Quick, look in your refrigerator. If you were to clean it out, how much of it would you have to throw away?
You probably have Tupperware containers of this month's leftovers and probably half a dozen fruits and vegetables that are past their prime. And if you count the remains of last night's dinner stinking up the trash can, you're looking at several pounds of wasted food in your kitchen.
The waste in your home is likely to be repeated in millions of other U.S. households. Then think about every unfinished plate at restaurants nationwide and thousands of buffet lines, grocery stores and dining halls at closing time.
All told, Americans throw out between 25 and 50 percent of the food produced in this country, according to estimates. On the conservative side, that's more than $100 billion in food going to landfills every year.
Wasted money isn't the worst of it, says writer Jonathan Bloom, who blogs at Wasted Food (www.wastedfood.com) and is working on a book about the subject. That food rotting in landfills, because it isn't decomposing with the help of oxygen, is creating millions of tons of methane gas, which scientists say is more than 20 times as harmful as carbon dioxide to our atmosphere. Eighteen percent of what goes into landfills is food, and landfills are the largest human-related source of methane.
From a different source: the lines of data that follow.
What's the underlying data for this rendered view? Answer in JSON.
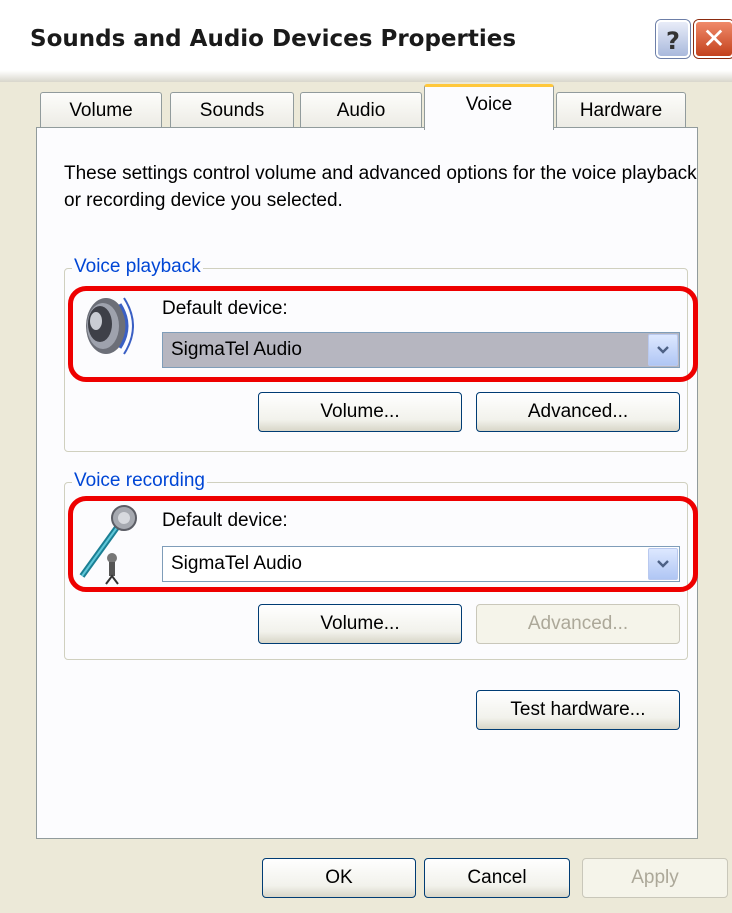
{
  "window": {
    "title": "Sounds and Audio Devices Properties"
  },
  "title_buttons": {
    "help_label": "?",
    "close_label": "✕"
  },
  "tabs": [
    {
      "label": "Volume",
      "active": false
    },
    {
      "label": "Sounds",
      "active": false
    },
    {
      "label": "Audio",
      "active": false
    },
    {
      "label": "Voice",
      "active": true
    },
    {
      "label": "Hardware",
      "active": false
    }
  ],
  "intro_text": "These settings control volume and advanced options for the voice playback or recording device you selected.",
  "voice_playback": {
    "legend": "Voice playback",
    "icon": "speaker-icon",
    "default_device_label": "Default device:",
    "device_value": "SigmaTel Audio",
    "volume_button": "Volume...",
    "advanced_button": "Advanced..."
  },
  "voice_recording": {
    "legend": "Voice recording",
    "icon": "microphone-icon",
    "default_device_label": "Default device:",
    "device_value": "SigmaTel Audio",
    "volume_button": "Volume...",
    "advanced_button": "Advanced...",
    "advanced_disabled": true
  },
  "test_hardware_button": "Test hardware...",
  "footer": {
    "ok": "OK",
    "cancel": "Cancel",
    "apply": "Apply"
  },
  "colors": {
    "highlight": "#ee0000",
    "legend_text": "#0046d5",
    "active_tab_accent": "#ffc83c"
  }
}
"People who grew up after World War II don't value food the same way as those who lived through the Depression, when rationing happened and people had to grow their own food. Wasting food was [seen as] helping the enemy," Bloom says. "The stakes are even higher [today] if you talk about global warming."
Even though there is more food waste at the commercial level, widespread change almost always starts at home.
"In the household setting, people have power to effect change and reduce the amount of food that gets sent to landfills," Bloom says.